Dengan demikian nasab yatim ini sangat dekat dengan Nabi Muhammad shallallahu
`alaihi wa alihi wasallam .
Bahkan karena
Hasyim bin Abdi Manaf, yang kemudian melahirkan Bani Hasyim, adalah saudara
kandung dengan Mutthalib bin Abdi manaf, yang melahirkan Bani Mutthalib, maka
Rasulullah bersabda:
“
Hanyalah kami (yakni Bani Hasyim) dengan mereka (yakni Bani Mutthalib) berasal
dari satu nasab. Sambil beliau menyilang-nyilangkan jari jemari kedua tangan
beliau. “
HR. Abu Nu’aim Al-Asfahani dalam Hilyah nya juz 9
hal. 65 – 66
C. PENDIDIKAN IMAM SYAFI’I
Setelah ayah Imam Syafi’i meninggal dan dua tahun
kelahirannya, sang ibu membawanya ke Mekah, tanah air nenek moyang. Ia tumbuh
besar di sana dalam keadaan yatim. Sejak kecil Syafi’i cepat menghafal syair,
pandai bahasa Arab dan sastra sampai-sampai Al Ashma’i berkata,”Saya mentashih
syair-syair bani Hudzail dari seorang pemuda dari Quraisy yang disebut Muhammad
bin Idris,” Imam Syafi’i adalah imam bahasa Arab.
i)
Belajar
di Madinah
Kemudian beliau pergi ke Madinah dan berguru fiqh
kepada Imam Malik bin Anas. Ia mengaji kitab Muwattha’ kepada Imam Malik dan
menghafalnya dalam 9 malam. Imam Syafi’i meriwayatkan hadis dari Sufyan bin
Uyainah, Fudlail bin Iyadl dan pamannya, Muhamad bin Syafi’ dan lain-lain.

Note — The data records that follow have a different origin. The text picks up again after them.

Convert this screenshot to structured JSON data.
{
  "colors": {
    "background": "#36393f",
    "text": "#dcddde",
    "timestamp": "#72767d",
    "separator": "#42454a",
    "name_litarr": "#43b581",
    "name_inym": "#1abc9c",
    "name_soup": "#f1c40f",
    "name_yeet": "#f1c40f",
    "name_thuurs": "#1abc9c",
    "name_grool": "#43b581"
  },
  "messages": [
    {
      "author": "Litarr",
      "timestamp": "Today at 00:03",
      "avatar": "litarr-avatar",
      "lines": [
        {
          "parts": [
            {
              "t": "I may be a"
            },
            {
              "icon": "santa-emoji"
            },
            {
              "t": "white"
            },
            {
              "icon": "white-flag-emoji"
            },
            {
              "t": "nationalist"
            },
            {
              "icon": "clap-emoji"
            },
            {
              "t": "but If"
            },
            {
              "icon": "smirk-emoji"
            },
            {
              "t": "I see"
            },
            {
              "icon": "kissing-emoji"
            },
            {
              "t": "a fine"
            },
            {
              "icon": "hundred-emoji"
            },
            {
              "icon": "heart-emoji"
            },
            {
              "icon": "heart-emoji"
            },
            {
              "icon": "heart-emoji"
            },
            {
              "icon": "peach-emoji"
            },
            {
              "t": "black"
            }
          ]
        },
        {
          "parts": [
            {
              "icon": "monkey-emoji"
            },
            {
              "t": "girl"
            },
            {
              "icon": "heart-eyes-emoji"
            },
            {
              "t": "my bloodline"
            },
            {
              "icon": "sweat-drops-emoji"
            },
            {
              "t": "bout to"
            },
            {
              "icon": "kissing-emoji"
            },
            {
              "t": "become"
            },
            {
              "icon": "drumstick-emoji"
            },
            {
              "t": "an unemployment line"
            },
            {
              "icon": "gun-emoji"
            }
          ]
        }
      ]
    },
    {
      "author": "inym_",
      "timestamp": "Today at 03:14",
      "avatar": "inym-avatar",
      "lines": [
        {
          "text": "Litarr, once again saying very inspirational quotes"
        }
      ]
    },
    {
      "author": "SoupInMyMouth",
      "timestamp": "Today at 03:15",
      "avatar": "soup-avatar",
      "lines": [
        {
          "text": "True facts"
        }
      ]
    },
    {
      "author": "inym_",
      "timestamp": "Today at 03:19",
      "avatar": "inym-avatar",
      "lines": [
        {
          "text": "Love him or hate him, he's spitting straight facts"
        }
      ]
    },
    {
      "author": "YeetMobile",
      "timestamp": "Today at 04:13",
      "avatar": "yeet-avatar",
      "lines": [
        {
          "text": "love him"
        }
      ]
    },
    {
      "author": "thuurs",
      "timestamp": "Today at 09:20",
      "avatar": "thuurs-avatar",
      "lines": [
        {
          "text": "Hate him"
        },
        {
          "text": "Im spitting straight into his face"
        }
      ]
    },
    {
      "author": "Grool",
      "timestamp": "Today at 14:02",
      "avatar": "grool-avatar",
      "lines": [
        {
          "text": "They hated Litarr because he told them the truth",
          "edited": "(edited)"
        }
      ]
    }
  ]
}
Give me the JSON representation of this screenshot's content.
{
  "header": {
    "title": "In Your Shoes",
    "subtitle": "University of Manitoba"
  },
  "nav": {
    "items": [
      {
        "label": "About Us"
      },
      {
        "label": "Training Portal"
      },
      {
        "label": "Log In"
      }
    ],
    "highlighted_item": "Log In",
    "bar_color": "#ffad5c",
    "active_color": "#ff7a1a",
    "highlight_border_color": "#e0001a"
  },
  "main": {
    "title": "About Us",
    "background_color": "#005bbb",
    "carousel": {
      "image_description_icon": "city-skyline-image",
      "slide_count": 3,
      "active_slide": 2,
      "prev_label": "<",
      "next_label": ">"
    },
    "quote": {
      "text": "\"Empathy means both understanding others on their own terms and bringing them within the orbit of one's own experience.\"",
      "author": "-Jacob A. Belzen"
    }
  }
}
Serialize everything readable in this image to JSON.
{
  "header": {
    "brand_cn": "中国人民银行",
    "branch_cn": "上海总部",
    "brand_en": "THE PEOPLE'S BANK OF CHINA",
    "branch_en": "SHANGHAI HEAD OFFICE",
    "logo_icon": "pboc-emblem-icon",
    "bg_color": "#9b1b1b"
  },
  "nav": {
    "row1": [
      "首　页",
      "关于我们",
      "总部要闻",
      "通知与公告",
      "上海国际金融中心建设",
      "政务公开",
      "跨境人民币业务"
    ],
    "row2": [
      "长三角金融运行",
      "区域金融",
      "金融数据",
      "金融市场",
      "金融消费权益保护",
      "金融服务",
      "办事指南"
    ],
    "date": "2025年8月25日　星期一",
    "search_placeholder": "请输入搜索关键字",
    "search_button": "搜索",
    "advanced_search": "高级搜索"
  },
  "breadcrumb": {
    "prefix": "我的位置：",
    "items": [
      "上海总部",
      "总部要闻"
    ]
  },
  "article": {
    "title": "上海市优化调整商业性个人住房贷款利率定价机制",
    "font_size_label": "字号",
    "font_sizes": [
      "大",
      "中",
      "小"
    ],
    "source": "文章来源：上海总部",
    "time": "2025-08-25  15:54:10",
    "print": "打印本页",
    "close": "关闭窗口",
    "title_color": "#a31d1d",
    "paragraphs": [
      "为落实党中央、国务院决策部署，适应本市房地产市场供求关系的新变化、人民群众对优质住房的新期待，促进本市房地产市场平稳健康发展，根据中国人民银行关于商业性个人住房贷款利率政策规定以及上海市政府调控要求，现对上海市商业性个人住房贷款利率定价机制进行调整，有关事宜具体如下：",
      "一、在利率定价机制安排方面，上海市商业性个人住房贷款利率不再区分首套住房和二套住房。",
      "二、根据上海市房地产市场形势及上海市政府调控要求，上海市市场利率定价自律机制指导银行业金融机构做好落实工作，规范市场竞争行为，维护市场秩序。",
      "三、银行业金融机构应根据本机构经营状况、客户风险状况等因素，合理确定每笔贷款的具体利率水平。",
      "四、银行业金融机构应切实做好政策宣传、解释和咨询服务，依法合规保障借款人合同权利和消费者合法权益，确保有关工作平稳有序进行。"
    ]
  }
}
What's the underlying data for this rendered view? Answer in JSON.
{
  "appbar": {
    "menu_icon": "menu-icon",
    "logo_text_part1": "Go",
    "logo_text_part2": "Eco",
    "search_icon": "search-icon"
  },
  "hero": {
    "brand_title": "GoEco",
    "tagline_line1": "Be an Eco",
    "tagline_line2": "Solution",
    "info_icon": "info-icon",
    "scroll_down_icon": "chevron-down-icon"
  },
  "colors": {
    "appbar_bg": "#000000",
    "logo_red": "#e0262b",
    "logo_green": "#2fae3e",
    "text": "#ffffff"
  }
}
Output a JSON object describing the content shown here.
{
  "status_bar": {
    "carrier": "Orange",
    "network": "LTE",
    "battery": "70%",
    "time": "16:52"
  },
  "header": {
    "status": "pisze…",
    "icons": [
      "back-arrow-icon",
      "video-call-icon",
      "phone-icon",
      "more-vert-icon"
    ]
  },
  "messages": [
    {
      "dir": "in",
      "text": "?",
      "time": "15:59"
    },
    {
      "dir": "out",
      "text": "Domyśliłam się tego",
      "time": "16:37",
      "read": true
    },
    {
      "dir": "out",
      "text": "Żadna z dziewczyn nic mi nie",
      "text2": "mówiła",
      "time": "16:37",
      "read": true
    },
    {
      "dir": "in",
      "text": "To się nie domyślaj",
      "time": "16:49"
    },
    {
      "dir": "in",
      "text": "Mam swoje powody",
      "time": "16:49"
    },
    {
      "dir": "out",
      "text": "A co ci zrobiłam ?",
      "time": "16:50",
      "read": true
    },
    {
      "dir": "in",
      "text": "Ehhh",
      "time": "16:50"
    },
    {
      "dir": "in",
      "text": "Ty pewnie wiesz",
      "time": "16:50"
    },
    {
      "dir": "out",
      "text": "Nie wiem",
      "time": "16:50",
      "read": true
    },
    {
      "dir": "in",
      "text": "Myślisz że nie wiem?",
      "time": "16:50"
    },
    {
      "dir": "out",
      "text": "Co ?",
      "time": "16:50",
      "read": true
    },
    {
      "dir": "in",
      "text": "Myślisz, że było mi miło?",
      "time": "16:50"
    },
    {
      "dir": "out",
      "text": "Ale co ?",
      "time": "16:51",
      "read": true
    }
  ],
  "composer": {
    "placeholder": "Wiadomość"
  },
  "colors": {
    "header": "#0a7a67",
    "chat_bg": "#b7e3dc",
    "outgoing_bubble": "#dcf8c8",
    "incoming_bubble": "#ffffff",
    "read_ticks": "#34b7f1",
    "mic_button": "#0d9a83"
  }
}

Di majelis beliau ini, si anak yatim tersebut menghapal
dan memahami dengan cemerlang kitab karya Imam Malik, yaitu Al-Muwattha’ .
Kecerdasannya membuat Imam Malik amat mengaguminya. Sementara itu As-Syafi`i
sendiri sangat terkesan dan sangat mengagumi Imam Malik di Al-Madinah dan Imam
Sufyan bin Uyainah di Makkah.
Beliau menyatakan kekagumannya setelah menjadi Imam
dengan pernyataannya yang terkenal berbunyi: “Seandainya tidak ada Malik bin
Anas dan Sufyan bin Uyainah, niscaya akan hilanglah ilmu dari Hijaz.” Juga
beliau menyatakan lebih lanjut kekagumannya kepada Imam Malik: “Bila datang
Imam Malik di suatu majelis, maka Malik menjadi bintang di majelis itu.” Beliau
juga sangat terkesan dengan kitab Al-Muwattha’ Imam Malik sehingga beliau
menyatakan: “Tidak ada kitab yang lebih bermanfaat setelah Al-Qur’an, lebih
dari kitab Al-Muwattha’ .” Beliau juga menyatakan: “Aku tidak membaca
Al-Muwattha’ Malik, kecuali mesti bertambah pemahamanku.”[4]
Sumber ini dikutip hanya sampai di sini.